Hi friends of fingerpicking for acoustic guitars !

I have some very nice lessons for you:

tears in heaven
Acoustic Guitar with Jimmy Quango: How to play "Tears in Heaven" - free lesson for acoustic guitar !

nothing else matters
Acoustic Guitar with Jimmy Quango: Video-Tab "Nothing Else Matters" - learn to play this legendary fingerpicking !

amazing grace
Acoustic Guitar with Jimmy Quango: Tommy Emmanuel Workshop - learn to play Amazing Grace

have fun and stay tuned

Greetz

Jimmy Quango


----------



## stringer (Jun 17, 2009)

Thanks for the resources, I also enjoy Tears in Heaven. I'm gonna give it a try.


----------



## sulphur (Jun 2, 2011)

Nice Jimmy, thanks!

I especially like how you'll show the tabs at the top of your vids, for reference purposes.


----------



## Morkolo (Dec 9, 2010)

stringer said:


> Thanks for the resources, I also enjoy Tears in Heaven. I'm gonna give it a try.

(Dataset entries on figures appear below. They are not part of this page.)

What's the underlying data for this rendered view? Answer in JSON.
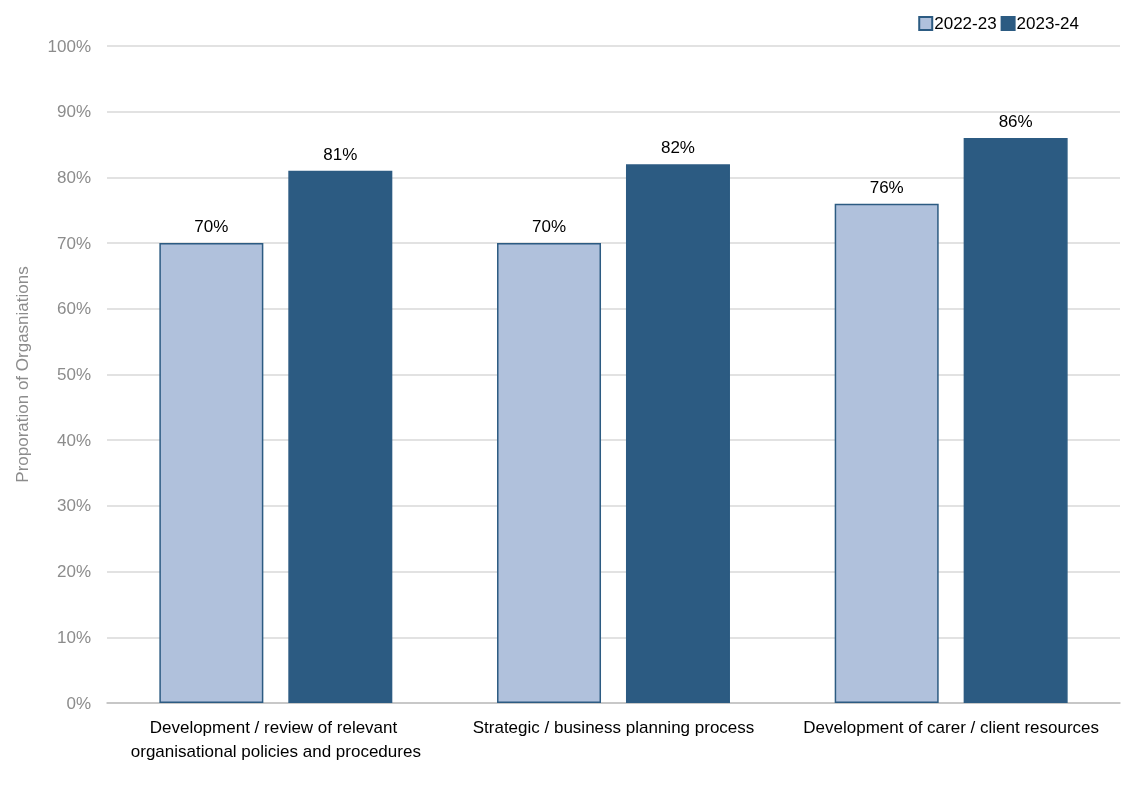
{
  "chart_data": {
    "type": "bar",
    "ylabel": "Proporation of Orgasniations",
    "categories": [
      "Development / review of relevant organisational policies and procedures",
      "Strategic / business planning process",
      "Development of carer / client resources"
    ],
    "series": [
      {
        "name": "2022-23",
        "color": "#b0c1dc",
        "values": [
          70,
          70,
          76
        ],
        "value_labels": [
          "70%",
          "70%",
          "76%"
        ]
      },
      {
        "name": "2023-24",
        "color": "#2c5b82",
        "values": [
          81,
          82,
          86
        ],
        "value_labels": [
          "81%",
          "82%",
          "86%"
        ]
      }
    ],
    "ylim": [
      0,
      100
    ],
    "yticks": [
      {
        "value": 0,
        "label": "0%"
      },
      {
        "value": 10,
        "label": "10%"
      },
      {
        "value": 20,
        "label": "20%"
      },
      {
        "value": 30,
        "label": "30%"
      },
      {
        "value": 40,
        "label": "40%"
      },
      {
        "value": 50,
        "label": "50%"
      },
      {
        "value": 60,
        "label": "60%"
      },
      {
        "value": 70,
        "label": "70%"
      },
      {
        "value": 80,
        "label": "80%"
      },
      {
        "value": 90,
        "label": "90%"
      },
      {
        "value": 100,
        "label": "100%"
      }
    ],
    "grid": "y",
    "legend": "top right"
  }
}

Same here, I've been thinking about learning that one for a while now. Good excuse to right here.


----------



## doriangrey (Mar 29, 2011)

really really like that version of amazing grace - looks like it would be tricky to learn note for note - but would be well worth the effort...thanks for posting


----------



## guitarquango (Jun 12, 2012)

Thank you all for this nice feedback!!

Greetz

Jimmy Q.


----------